The book contains several noteworthy recipes. "To make a whitepot" (page/leaf 9v) outlines this ancient Devonshire custard dish in a novel version that emerged around 1650. The "Sak possit" on page/leaf 10r is, atypically, topped with a meringue, which is beaten with a (wooden) "wisk." The unsual "Lumbard Pye," specified as served in the "second course" (page/leaf 21r), entails 'well sweetened' bready forcemeat balls of veal kidney (or other meats, if kidneys are lacking) laid in a crust with beef marrow and candied and preserved fruits, all moistened with a "caudle" of sack, eggs, butter, and sugar after the pie is baked.
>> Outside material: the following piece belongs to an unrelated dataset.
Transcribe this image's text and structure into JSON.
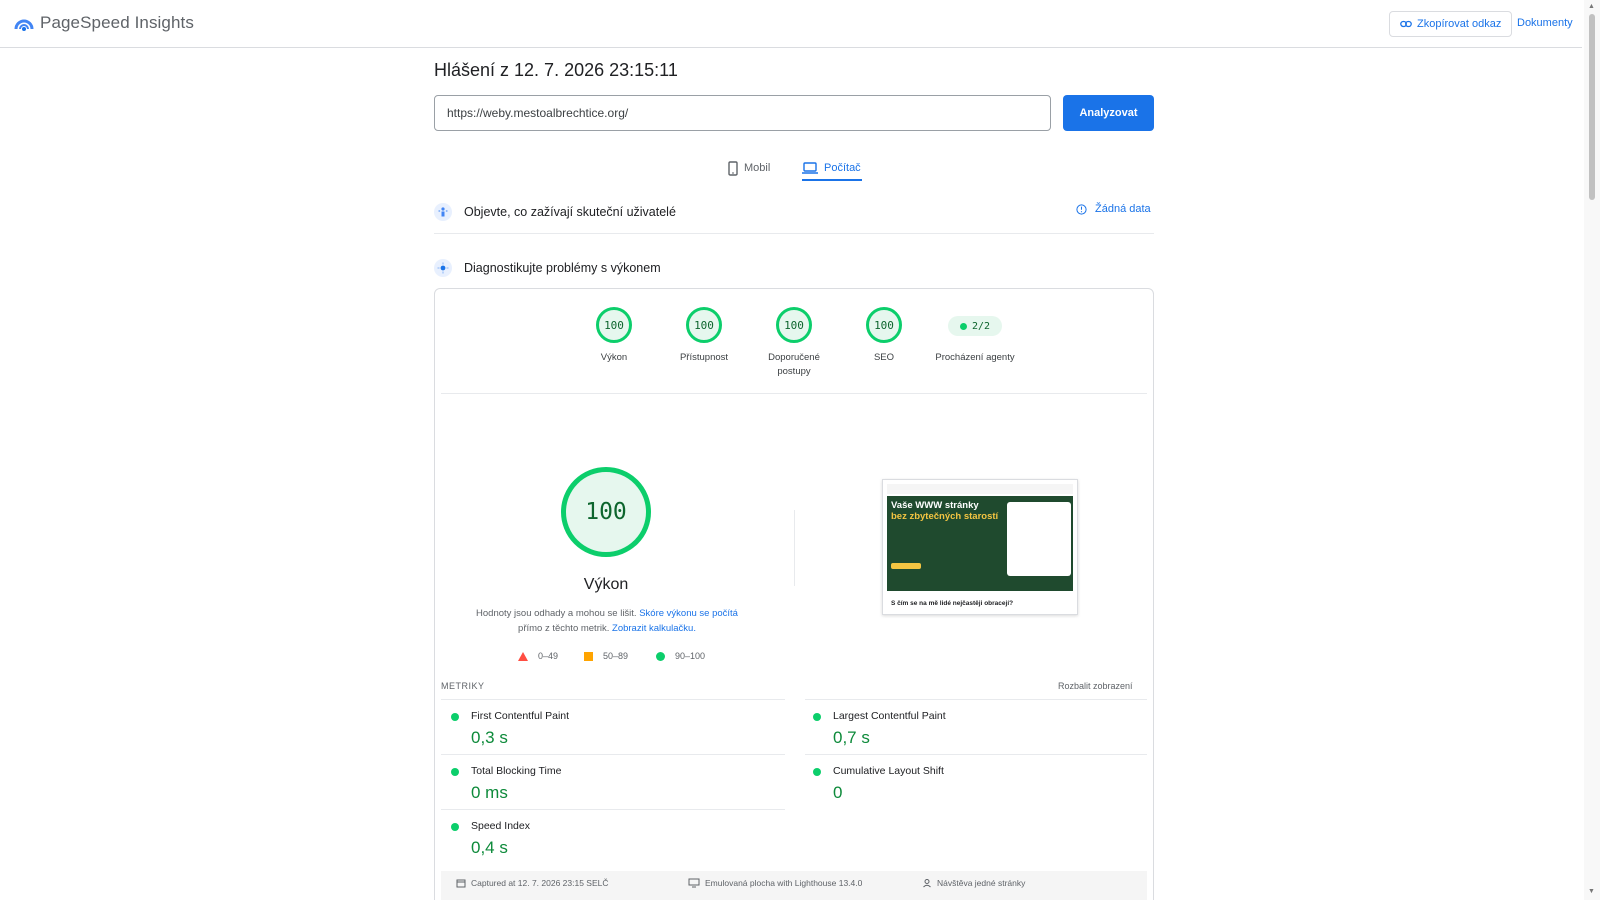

There is a somewhat unusual recipe for almond cheesecakes with custard curd on page/leaf 21v; a tempting "Sawce for ffresh ffish" on page/leaf 28r (1 pound butter, with horseradish, lemon, and 1/2 pint oysters); and an equally tempting strawberry fool on page/leaf 30v, with 1 quart of rich cream custard and 1 quart of crushed ripe strawberries. The recipe "To make an Orenge Pudden" (page/leaf 29v) explicitly calls for partial blind-baking of the bottom crust in order to avoid overcooking (and curdling) the egg-rich pudding mixture: "Lay puff paste in the bottom of your dish put it in the oven to harden before you put the Pudden into it, for the pudden must stand but halfe an hower in the Oven." The recipe for carrot pudding (page/leaf 54r) notes that "you may make it of parsnips or Potatoes," a harbinger of sweet potato pudding, which would become a great favorite in both England and America in the eighteenth and nineteenth centuries.

A highly interesting memorandum appears on page/leaf 30v: "How much Butter you must put to a peck of fflower for all sorts of paste," the pastes listed being "pye and tarte paste," "puft paste," "pasty paste" (for large meats en croûte, like venison pasty); and "custard paste." It is much debated whether the flour peck, seen in countless early English recipes, generally means an understood weight of 14 pounds or a peck measure, that is 2 gallons, or approximately 8 pounds. Many culinary historians say the former, but here it clearly means the latter, for puff paste, which always takes roughly equal weights of flour and butter, is here made with 8 pounds of butter.